ゼノスに、そっと手を引かれるようにして現れた一人の女性。王都で役立たずと蔑まれていた聖女アリシアの面影は、もはやどこにもなかった。雪原に降り立ったアリシアの姿は、見る者すべての息を止めるほどに、あまりにも美しく、神々しかった。彼女が纏っているのは、コールドランド特産の純白の毛皮を贅沢にあしらった、深い蒼碧のドレス。それはこの極北の空をそのまま映したかのような色合いで、彼女の抜けるように白い肌をいっそう際立たせている。王都にいた頃の、常に疲れ果てていた表情は消え去っていた。今の彼女の頬には健康的な赤みが差し、その肌は内側から発光しているかのような瑞々しい透明感を放っている。黄金の髪は、今は冬の柔らかな陽光を浴びて、一筋一筋が極上の絹糸のように輝いている。

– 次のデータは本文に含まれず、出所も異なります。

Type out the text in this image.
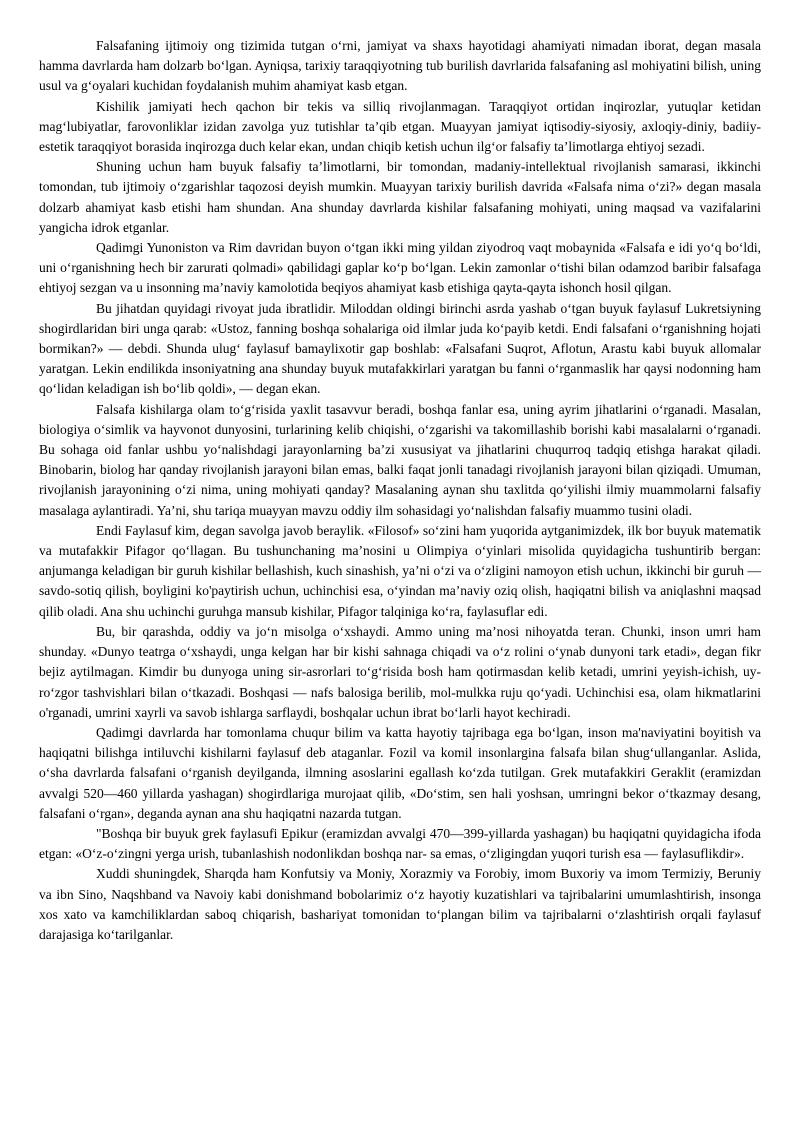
Falsafaning ijtimoiy ong tizimida tutgan o‘rni, jamiyat va shaxs hayotidagi ahamiyati nimadan iborat, degan masala hamma davrlarda ham dolzarb bo‘lgan. Ayniqsa, tarixiy taraqqiyotning tub burilish davrlarida falsafaning asl mohiyatini bilish, uning usul va g‘oyalari kuchidan foydalanish muhim ahamiyat kasb etgan.

Kishilik jamiyati hech qachon bir tekis va silliq rivojlanmagan. Taraqqiyot ortidan inqirozlar, yutuqlar ketidan mag‘lubiyatlar, farovonliklar izidan zavolga yuz tutishlar ta’qib etgan. Muayyan jamiyat iqtisodiy-siyosiy, axloqiy-diniy, badiiy-estetik taraqqiyot borasida inqirozga duch kelar ekan, undan chiqib ketish uchun ilg‘or falsafiy ta’limotlarga ehtiyoj sezadi.

Shuning uchun ham buyuk falsafiy ta’limotlarni, bir tomondan, madaniy-intellektual rivojlanish samarasi, ikkinchi tomondan, tub ijtimoiy o‘zgarishlar taqozosi deyish mumkin. Muayyan tarixiy burilish davrida «Falsafa nima o‘zi?» degan masala dolzarb ahamiyat kasb etishi ham shundan. Ana shunday davrlarda kishilar falsafaning mohiyati, uning maqsad va vazifalarini yangicha idrok etganlar.

Qadimgi Yunoniston va Rim davridan buyon o‘tgan ikki ming yildan ziyodroq vaqt mobaynida «Falsafa e idi yo‘q bo‘ldi, uni o‘rganishning hech bir zarurati qolmadi» qabilidagi gaplar ko‘p bo‘lgan. Lekin zamonlar o‘tishi bilan odamzod baribir falsafaga ehtiyoj sezgan va u insonning ma’naviy kamolotida beqiyos ahamiyat kasb etishiga qayta-qayta ishonch hosil qilgan.

Bu jihatdan quyidagi rivoyat juda ibratlidir. Miloddan oldingi birinchi asrda yashab o‘tgan buyuk faylasuf Lukretsiyning shogirdlaridan biri unga qarab: «Ustoz, fanning boshqa sohalariga oid ilmlar juda ko‘payib ketdi. Endi falsafani o‘rganishning hojati bormikan?» — debdi. Shunda ulug‘ faylasuf bamaylixotir gap boshlab: «Falsafani Suqrot, Aflotun, Arastu kabi buyuk allomalar yaratgan. Lekin endilikda insoniyatning ana shunday buyuk mutafakkirlari yaratgan bu fanni o‘rganmaslik har qaysi nodonning ham qo‘lidan keladigan ish bo‘lib qoldi», — degan ekan.

Falsafa kishilarga olam to‘g‘risida yaxlit tasavvur beradi, boshqa fanlar esa, uning ayrim jihatlarini o‘rganadi. Masalan, biologiya o‘simlik va hayvonot dunyosini, turlarining kelib chiqishi, o‘zgarishi va takomillashib borishi kabi masalalarni o‘rganadi. Bu sohaga oid fanlar ushbu yo‘nalishdagi jarayonlarning ba’zi xususiyat va jihatlarini chuqurroq tadqiq etishga harakat qiladi. Binobarin, biolog har qanday rivojlanish jarayoni bilan emas, balki faqat jonli tanadagi rivojlanish jarayoni bilan qiziqadi. Umuman, rivojlanish jarayonining o‘zi nima, uning mohiyati qanday? Masalaning aynan shu taxlitda qo‘yilishi ilmiy muammolarni falsafiy masalaga aylantiradi. Ya’ni, shu tariqa muayyan mavzu oddiy ilm sohasidagi yo‘nalishdan falsafiy muammo tusini oladi.

Endi Faylasuf kim, degan savolga javob beraylik. «Filosof» so‘zini ham yuqorida aytganimizdek, ilk bor buyuk matematik va mutafakkir Pifagor qo‘llagan. Bu tushunchaning ma’nosini u Olimpiya o‘yinlari misolida quyidagicha tushuntirib bergan: anjumanga keladigan bir guruh kishilar bellashish, kuch sinashish, ya’ni o‘zi va o‘zligini namoyon etish uchun, ikkinchi bir guruh — savdo-sotiq qilish, boyligini ko'paytirish uchun, uchinchisi esa, o‘yindan ma’naviy oziq olish, haqiqatni bilish va aniqlashni maqsad qilib oladi. Ana shu uchinchi guruhga mansub kishilar, Pifagor talqiniga ko‘ra, faylasuflar edi.

Bu, bir qarashda, oddiy va jo‘n misolga o‘xshaydi. Ammo uning ma’nosi nihoyatda teran. Chunki, inson umri ham shunday. «Dunyo teatrga o‘xshaydi, unga kelgan har bir kishi sahnaga chiqadi va o‘z rolini o‘ynab dunyoni tark etadi», degan fikr bejiz aytilmagan. Kimdir bu dunyoga uning sir-asrorlari to‘g‘risida bosh ham qotirmasdan kelib ketadi, umrini yeyish-ichish, uy-ro‘zgor tashvishlari bilan o‘tkazadi. Boshqasi — nafs balosiga berilib, mol-mulkka ruju qo‘yadi. Uchinchisi esa, olam hikmatlarini o'rganadi, umrini xayrli va savob ishlarga sarflaydi, boshqalar uchun ibrat bo‘larli hayot kechiradi.

Qadimgi davrlarda har tomonlama chuqur bilim va katta hayotiy tajribaga ega bo‘lgan, inson ma'naviyatini boyitish va haqiqatni bilishga intiluvchi kishilarni faylasuf deb ataganlar. Fozil va komil insonlargina falsafa bilan shug‘ullanganlar. Aslida, o‘sha davrlarda falsafani o‘rganish deyilganda, ilmning asoslarini egallash ko‘zda tutilgan. Grek mutafakkiri Geraklit (eramizdan avvalgi 520—460 yillarda yashagan) shogirdlariga murojaat qilib, «Do‘stim, sen hali yoshsan, umringni bekor o‘tkazmay desang, falsafani o‘rgan», deganda aynan ana shu haqiqatni nazarda tutgan.

"Boshqa bir buyuk grek faylasufi Epikur (eramizdan avvalgi 470—399-yillarda yashagan) bu haqiqatni quyidagicha ifoda etgan: «O‘z-o‘zingni yerga urish, tubanlashish nodonlikdan boshqa nar- sa emas, o‘zligingdan yuqori turish esa — faylasuflikdir».

Xuddi shuningdek, Sharqda ham Konfutsiy va Moniy, Xorazmiy va Forobiy, imom Buxoriy va imom Termiziy, Beruniy va ibn Sino, Naqshband va Navoiy kabi donishmand bobolarimiz o‘z hayotiy kuzatishlari va tajribalarini umumlashtirish, insonga xos xato va kamchiliklardan saboq chiqarish, bashariyat tomonidan to‘plangan bilim va tajribalarni o‘zlashtirish orqali faylasuf darajasiga ko‘tarilganlar.
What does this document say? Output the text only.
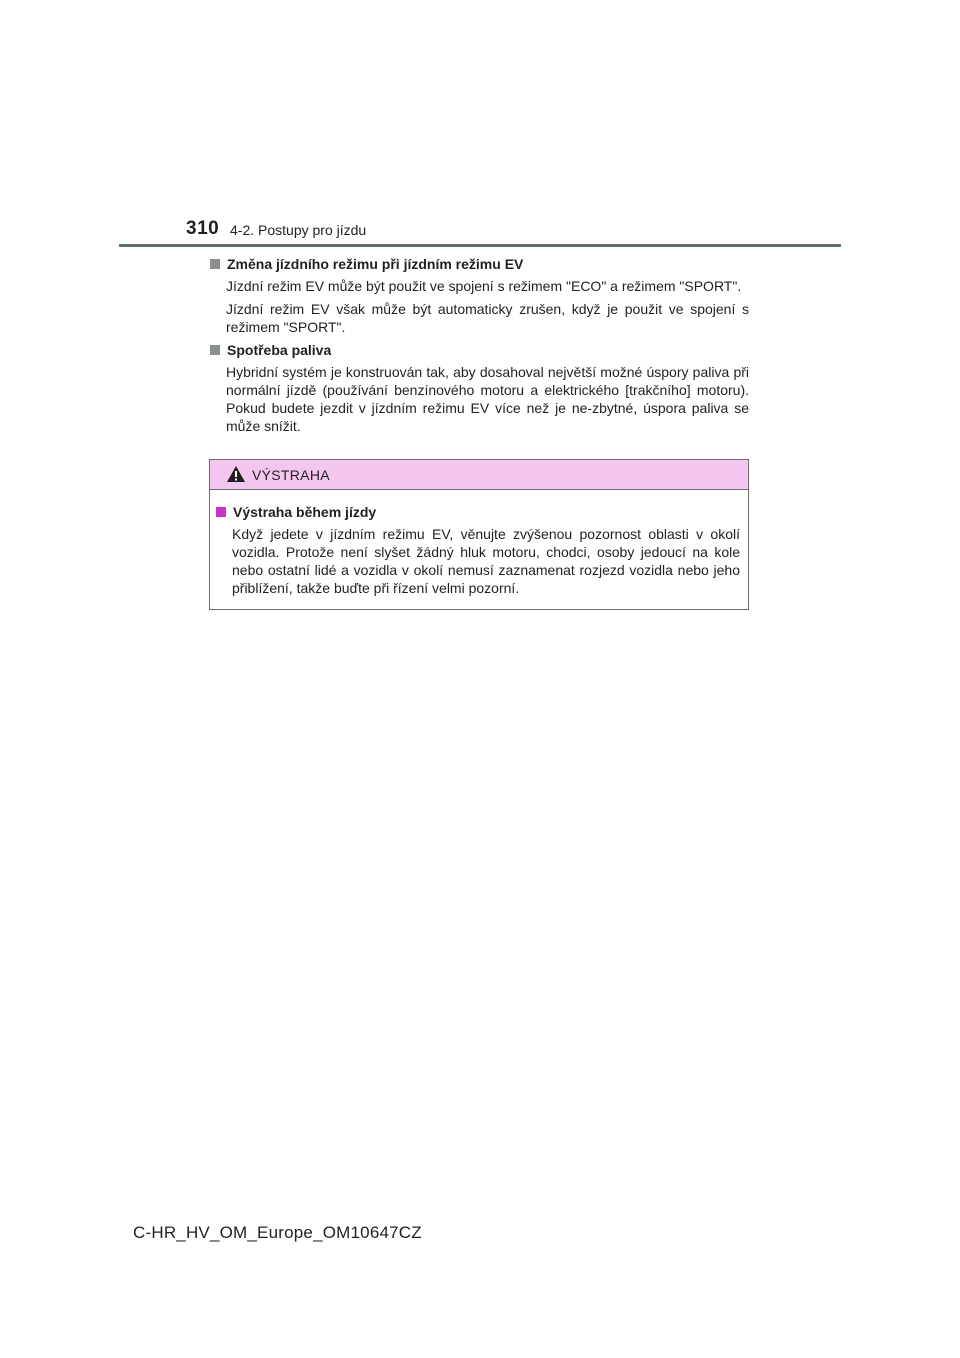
310 4-2. Postupy pro jízdu
Změna jízdního režimu při jízdním režimu EV

Jízdní režim EV může být použit ve spojení s režimem "ECO" a režimem "SPORT".

Jízdní režim EV však může být automaticky zrušen, když je použit ve spojení s režimem "SPORT".

Spotřeba paliva

Hybridní systém je konstruován tak, aby dosahoval největší možné úspory paliva při normální jízdě (používání benzínového motoru a elektrického [trakčního] motoru). Pokud budete jezdit v jízdním režimu EV více než je ne-zbytné, úspora paliva se může snížit.

VÝSTRAHA
Výstraha během jízdy

Když jedete v jízdním režimu EV, věnujte zvýšenou pozornost oblasti v okolí vozidla. Protože není slyšet žádný hluk motoru, chodci, osoby jedoucí na kole nebo ostatní lidé a vozidla v okolí nemusí zaznamenat rozjezd vozidla nebo jeho přiblížení, takže buďte při řízení velmi pozorní.

C-HR_HV_OM_Europe_OM10647CZ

そして、真っ直ぐにエドワードを見据えるその瞳。それは、澄み渡ったクリスタルのような輝きを宿していた。
「……アリシア……か?」
エドワードの口から、呆然とした呟きが漏れた。
もう、彼の知っているアリシアではない。いま目の前にいる女性は、この世に降臨した女神のような気品と慈愛を纏っている。アリシアは、ゼノスの隣に凛として立った。ゼノスが彼女に向ける眼差しは、誰が見ても明らかなほど、深い敬愛と情熱に満ちている。彼の手がアリシアの腰を優しく抱き寄せた。
「エドワード殿下」
アリシアの声が、静まり返った氷原に響き渡る。その声は鈴を転がしたように清らかで、けれど揺るぎない芯の強さを持っていた。彼女の美しさは、単なる顔の造形の良さだけではない。愛され、必要とされ、自分の居場所を見つけた人間だけが放つ、魂の輝きからくるものだった。
「私は、王都には戻りません。私はこのコールドランドで生きていきます。誰がなんと言おうと、その意思は変わりません——」
それは、エドワードへの無慈悲な拒絶であった。